Understanding What an FHA Loan Is
When a bank extends a home loan to a new client, they assume a considerable amount of financial risk. There is always a possibility that the client will default on the loan, and the bank will then incur fees for repossession, make-ready and selling the home. An FHA loan is a special type of loan that is insured by the federal government through the Federal Housing Administration. The bank has less financial risk when making an FHA loan because it is insured by the government. Because of this, you can expect a low down payment requirement. In fact, you may only have to pay 3.5 percent down with only one loan to manage. Lenders may be more lenient on the credit score requirement a well. These loans are not available through all lenders. Only FHA-approved lenders can offer these loans. You can use a gift of funds from a family member for the down payment. Keep in mind that if you place less than 20 percent down, you will need to pay a mortgage insurance payment, and this additional payment will remain in place over the life of the loan.

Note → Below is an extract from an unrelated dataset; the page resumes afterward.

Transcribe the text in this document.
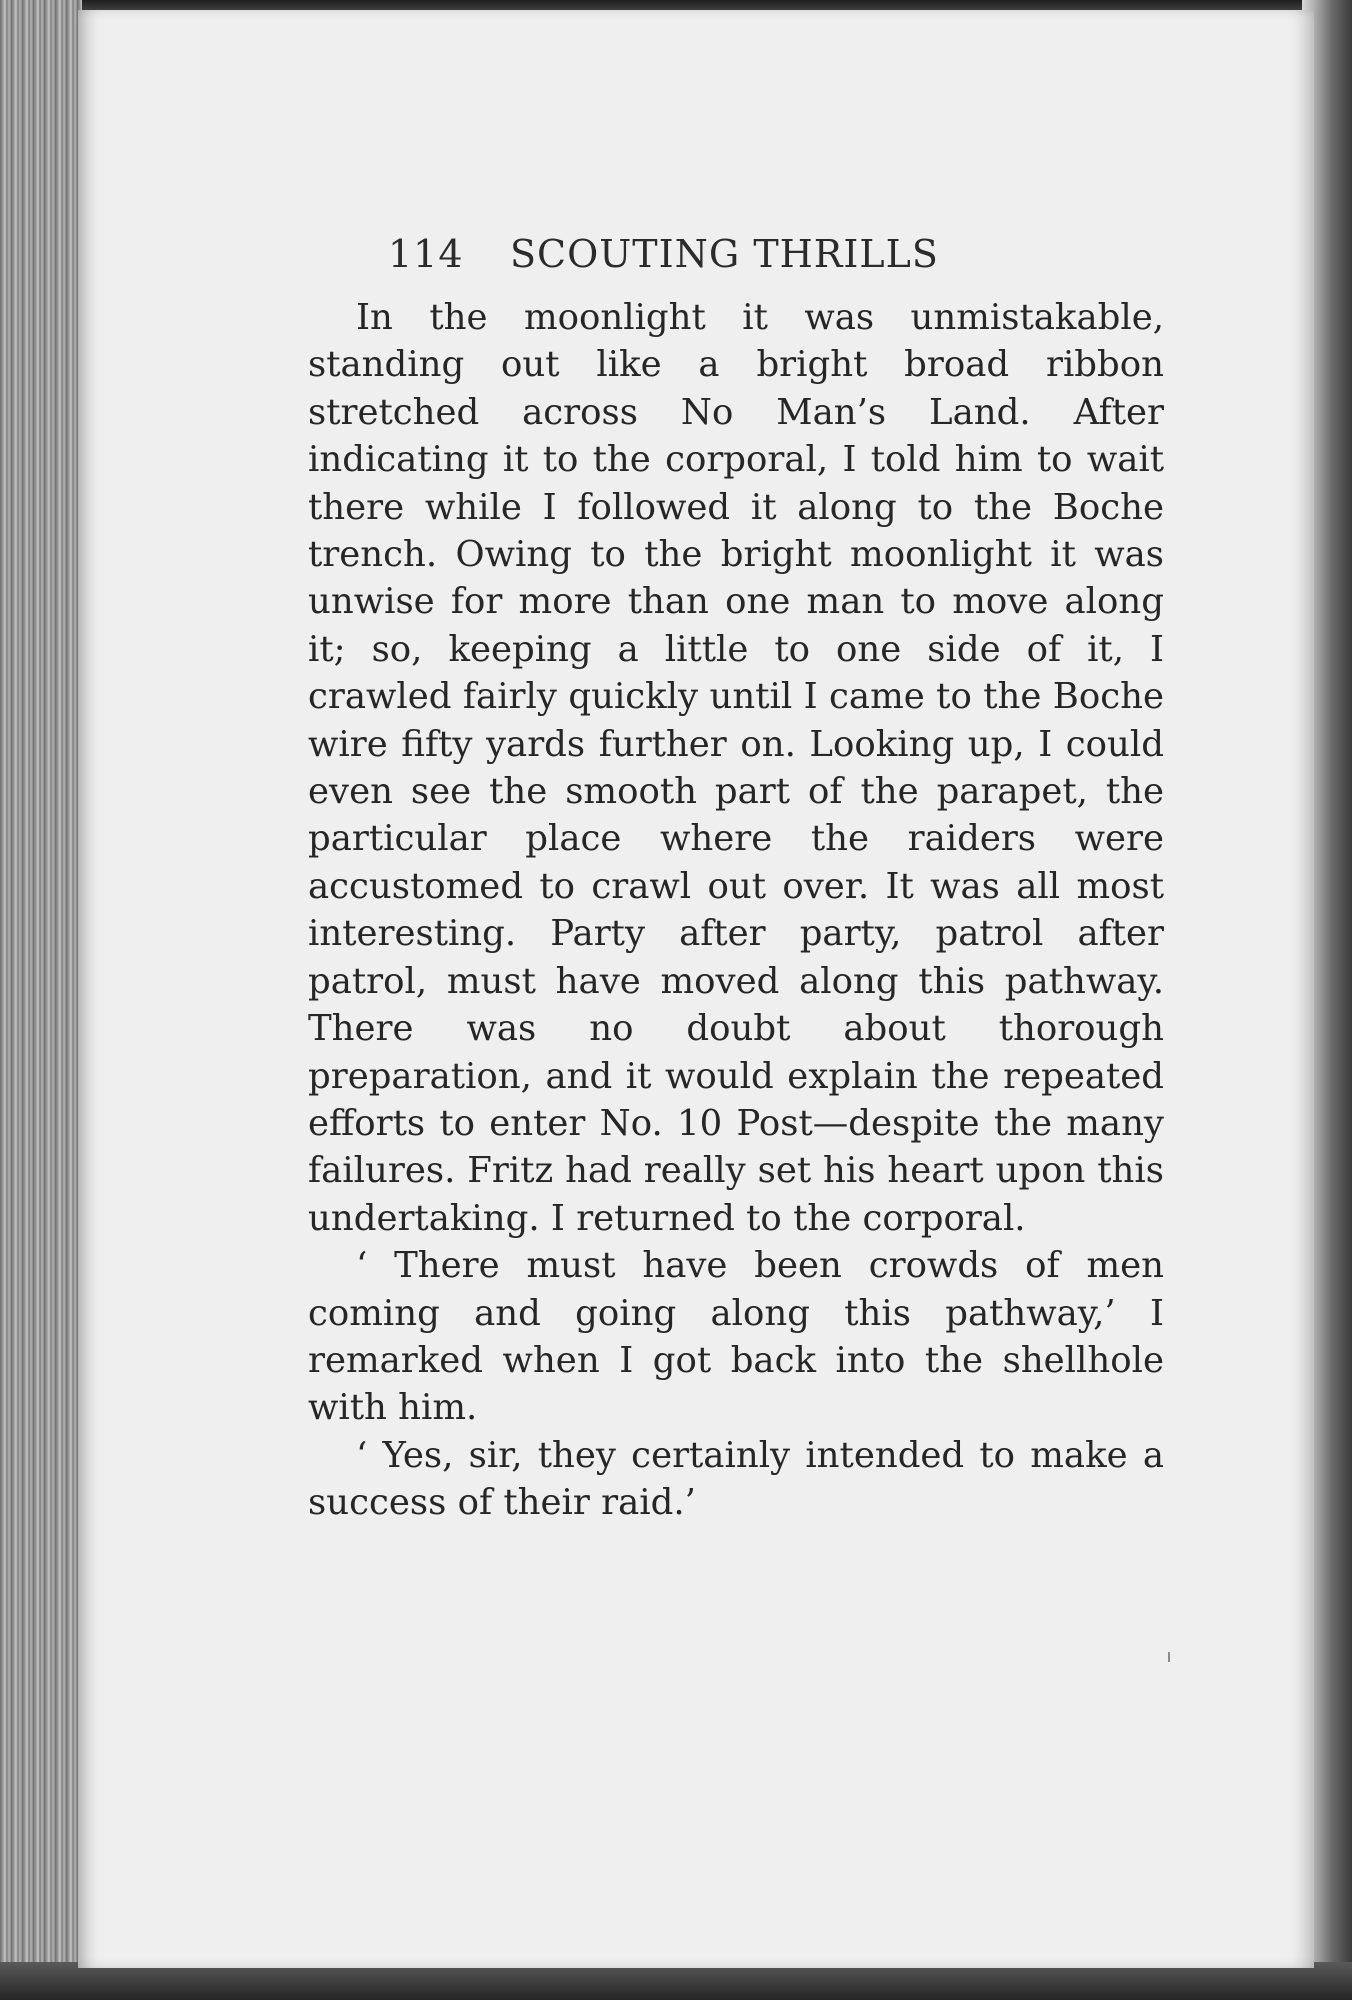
114 SCOUTING THRILLS

In the moonlight it was unmistakable, standing out like a bright broad ribbon stretched across No Man’s Land. After indicating it to the corporal, I told him to wait there while I followed it along to the Boche trench. Owing to the bright moonlight it was unwise for more than one man to move along it; so, keeping a little to one side of it, I crawled fairly quickly until I came to the Boche wire fifty yards further on. Looking up, I could even see the smooth part of the parapet, the particular place where the raiders were accustomed to crawl out over. It was all most interesting. Party after party, patrol after patrol, must have moved along this pathway. There was no doubt about thorough preparation, and it would explain the repeated efforts to enter No. 10 Post—despite the many failures. Fritz had really set his heart upon this undertaking. I returned to the corporal.

‘ There must have been crowds of men coming and going along this pathway,’ I remarked when I got back into the shellhole with him.

‘ Yes, sir, they certainly intended to make a success of their raid.’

Exploring Other Home Loan Options
A conventional loan is essentially any type of standard bank loan that is not backed by the government. These loans may have competitive rates, and they do require mortgage insurance to be paid if you have less than 20 percent down. However, with a conventional loan, the PMI vanishes after you have 20 percent equity in the home. Some lenders will allow a first and second lien loan structure to give up to 95 percent or more loan-to-value. These loans are available with fixed and adjustable rates as well as balloon programs. Because there are so many variations in conventional loans, it is wise to carefully compare these programs individually.
Comparing the Options
The primary factors that set FHA loans apart from conventional loans are often the same factors that borrowers are most concerned about. These include the down payment requirement, the credit score requirement and the interest rate. You should pull your credit report before you begin shopping for a loan. With this information, you can easily eliminate some options. You may also review your finances to determine the down payment amount that you are most comfortable with. A higher LTV is most commonly associated with an FHA loan, but a conventional loan with a second lien as another possibility. Compare the monthly payments for both options before you decide how to proceed.
Making Your Final Decision
Many people will keep their home mortgage in place for several years or longer before refinancing it or selling the home. Some may even keep their loan for decades until they pay it off entirely. This means that your mortgage payment as well as your down payment decision will impact your finances for years to come. Take ample time to explore the options and to review their impact on your finances. If you are uncomfortable with the monthly payment or down payment requirement, shy away from that option. Continue your search until you find a solution that is right for you.
FHA loans offer many financial benefits, but they are not ideal for everyone. Because many lenders may attempt to steer you into an FHA loan, it is important to understand how these loans are different from other options and to thoroughly compare all options available. The best lenders will create two to four loan options for you to review in detail so that you can choose the best one for your needs, including both FHA and conventional loans.